Sarah Steelman has made ethics reform the centerpiece of her campaign for the Republican primary race for governor. Her opponent on the Republican ballot, Ken Hulshof, has been able to tout his own history as an ethics reformer, though the fervor with which his party’s regulars have embraced him has undercut that message.

His real weakness is that despite conservative credentials on taxes or social issues, he’s run wild with the GOP crowd that just won’t relinquish the pork. Which is of course why Roy Blunt (who pioneered House earmarks) and Christopher Bond (who sits at earmark central, the Senate appropriations committee) love him.

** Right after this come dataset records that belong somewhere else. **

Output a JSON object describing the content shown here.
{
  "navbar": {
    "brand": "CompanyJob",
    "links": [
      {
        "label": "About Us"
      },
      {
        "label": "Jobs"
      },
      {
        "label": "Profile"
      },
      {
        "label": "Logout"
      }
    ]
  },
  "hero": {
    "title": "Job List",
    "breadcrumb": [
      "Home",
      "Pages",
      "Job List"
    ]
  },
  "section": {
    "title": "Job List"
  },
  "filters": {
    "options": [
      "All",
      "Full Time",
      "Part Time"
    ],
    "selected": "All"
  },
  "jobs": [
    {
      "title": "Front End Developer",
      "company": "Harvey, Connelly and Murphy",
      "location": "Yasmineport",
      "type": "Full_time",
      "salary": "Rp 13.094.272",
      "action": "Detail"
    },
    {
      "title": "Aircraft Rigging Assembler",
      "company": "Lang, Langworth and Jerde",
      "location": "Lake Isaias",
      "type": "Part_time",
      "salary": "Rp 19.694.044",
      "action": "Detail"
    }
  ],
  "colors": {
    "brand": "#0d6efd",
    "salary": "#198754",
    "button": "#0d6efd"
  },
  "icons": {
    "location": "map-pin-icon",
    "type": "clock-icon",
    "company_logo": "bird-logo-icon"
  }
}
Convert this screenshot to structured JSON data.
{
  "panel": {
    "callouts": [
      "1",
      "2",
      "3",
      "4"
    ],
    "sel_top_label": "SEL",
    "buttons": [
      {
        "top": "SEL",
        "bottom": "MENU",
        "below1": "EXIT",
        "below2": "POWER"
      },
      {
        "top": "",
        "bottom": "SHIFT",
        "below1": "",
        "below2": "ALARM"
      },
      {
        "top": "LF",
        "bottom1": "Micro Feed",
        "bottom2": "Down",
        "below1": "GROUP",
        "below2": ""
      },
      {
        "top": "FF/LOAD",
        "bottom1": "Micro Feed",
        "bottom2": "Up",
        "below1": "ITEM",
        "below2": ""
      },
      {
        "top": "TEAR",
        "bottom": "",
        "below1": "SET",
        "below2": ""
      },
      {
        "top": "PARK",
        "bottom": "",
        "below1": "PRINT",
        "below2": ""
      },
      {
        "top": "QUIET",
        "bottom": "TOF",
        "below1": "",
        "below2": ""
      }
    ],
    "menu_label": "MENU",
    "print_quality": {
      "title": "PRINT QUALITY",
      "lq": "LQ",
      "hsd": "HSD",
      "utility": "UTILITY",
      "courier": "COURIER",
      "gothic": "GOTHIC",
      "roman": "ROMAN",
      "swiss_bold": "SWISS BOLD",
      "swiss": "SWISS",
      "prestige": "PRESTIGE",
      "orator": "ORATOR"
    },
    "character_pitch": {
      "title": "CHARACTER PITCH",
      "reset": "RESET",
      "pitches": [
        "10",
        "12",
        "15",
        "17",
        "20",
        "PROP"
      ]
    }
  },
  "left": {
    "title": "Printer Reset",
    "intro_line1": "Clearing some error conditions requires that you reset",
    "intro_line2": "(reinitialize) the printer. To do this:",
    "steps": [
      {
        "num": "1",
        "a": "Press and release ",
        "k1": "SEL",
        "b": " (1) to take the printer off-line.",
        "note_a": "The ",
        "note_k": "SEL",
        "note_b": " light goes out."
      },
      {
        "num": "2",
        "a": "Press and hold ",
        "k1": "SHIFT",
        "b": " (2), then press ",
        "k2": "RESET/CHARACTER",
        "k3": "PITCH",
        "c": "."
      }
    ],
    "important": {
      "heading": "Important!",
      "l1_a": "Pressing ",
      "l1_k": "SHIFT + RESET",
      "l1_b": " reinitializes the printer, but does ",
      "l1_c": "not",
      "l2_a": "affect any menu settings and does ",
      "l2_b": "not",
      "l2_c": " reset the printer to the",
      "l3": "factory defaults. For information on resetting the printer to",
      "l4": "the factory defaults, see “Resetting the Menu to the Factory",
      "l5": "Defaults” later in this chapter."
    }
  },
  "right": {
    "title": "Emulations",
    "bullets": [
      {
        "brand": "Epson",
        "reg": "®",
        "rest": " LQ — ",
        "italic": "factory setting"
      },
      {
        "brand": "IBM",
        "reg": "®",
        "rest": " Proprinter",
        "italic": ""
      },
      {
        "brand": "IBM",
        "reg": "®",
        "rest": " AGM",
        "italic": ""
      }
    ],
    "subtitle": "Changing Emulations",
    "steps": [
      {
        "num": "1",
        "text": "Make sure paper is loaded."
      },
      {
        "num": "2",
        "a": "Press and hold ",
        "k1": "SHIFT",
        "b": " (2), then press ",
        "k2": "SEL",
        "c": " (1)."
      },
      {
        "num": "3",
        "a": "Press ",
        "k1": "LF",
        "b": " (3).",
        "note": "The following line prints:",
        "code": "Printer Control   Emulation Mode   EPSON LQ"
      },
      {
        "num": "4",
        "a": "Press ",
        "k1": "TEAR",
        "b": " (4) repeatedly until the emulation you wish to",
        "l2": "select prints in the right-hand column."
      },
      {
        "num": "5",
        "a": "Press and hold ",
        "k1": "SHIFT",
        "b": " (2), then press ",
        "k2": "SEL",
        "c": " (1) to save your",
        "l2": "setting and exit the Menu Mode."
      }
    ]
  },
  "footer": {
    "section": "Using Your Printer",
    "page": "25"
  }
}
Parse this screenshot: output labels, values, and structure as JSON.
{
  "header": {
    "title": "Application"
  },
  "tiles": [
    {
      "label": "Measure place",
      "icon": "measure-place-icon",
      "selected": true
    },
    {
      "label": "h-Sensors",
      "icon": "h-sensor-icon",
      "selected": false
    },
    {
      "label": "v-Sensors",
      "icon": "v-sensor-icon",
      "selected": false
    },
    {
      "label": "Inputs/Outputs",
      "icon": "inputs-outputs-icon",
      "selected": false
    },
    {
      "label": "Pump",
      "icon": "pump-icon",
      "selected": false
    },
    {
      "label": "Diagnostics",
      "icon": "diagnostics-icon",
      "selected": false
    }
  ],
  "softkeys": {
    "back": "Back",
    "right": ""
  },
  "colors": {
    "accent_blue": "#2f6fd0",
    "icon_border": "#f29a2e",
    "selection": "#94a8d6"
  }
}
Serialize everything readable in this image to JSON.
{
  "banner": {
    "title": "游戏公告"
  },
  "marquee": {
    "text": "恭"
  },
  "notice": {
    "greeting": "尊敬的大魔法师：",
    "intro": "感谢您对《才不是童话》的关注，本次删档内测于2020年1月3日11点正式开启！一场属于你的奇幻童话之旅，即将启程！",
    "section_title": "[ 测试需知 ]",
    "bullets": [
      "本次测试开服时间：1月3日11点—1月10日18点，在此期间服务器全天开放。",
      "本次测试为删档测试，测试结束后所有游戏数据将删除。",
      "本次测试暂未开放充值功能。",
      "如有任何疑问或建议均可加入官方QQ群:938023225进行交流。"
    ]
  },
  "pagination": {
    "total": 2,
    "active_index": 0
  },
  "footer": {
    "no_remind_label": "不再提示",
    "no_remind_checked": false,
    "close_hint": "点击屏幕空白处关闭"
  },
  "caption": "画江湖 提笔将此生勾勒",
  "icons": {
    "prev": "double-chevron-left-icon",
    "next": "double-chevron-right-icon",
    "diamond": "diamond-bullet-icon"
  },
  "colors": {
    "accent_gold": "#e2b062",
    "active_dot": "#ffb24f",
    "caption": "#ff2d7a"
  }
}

Steelman’s ads have noted Mr. Hulshof’s support for the Alaskan Bridge to Nowhere, the Maine Lobster Institute, the Perfect Christmas Tree exhibit and the Woodstock concert hall. Their first debate centered on Hulshof’s spending record. In an interview with a local reporter, he felt so cornered that he asked the interviewer what earmarks have “to do” with being “governor” anyway.

Hulshof’s congressional protectors have proved equally amusing. In their statement, Messrs. Blunt, Bond and Graves, as well as Reps. Jo Ann Emerson and Todd Akin, told the public it was perfectly O.K. Hulshof had voted for earmarks — because they’d voted for them too.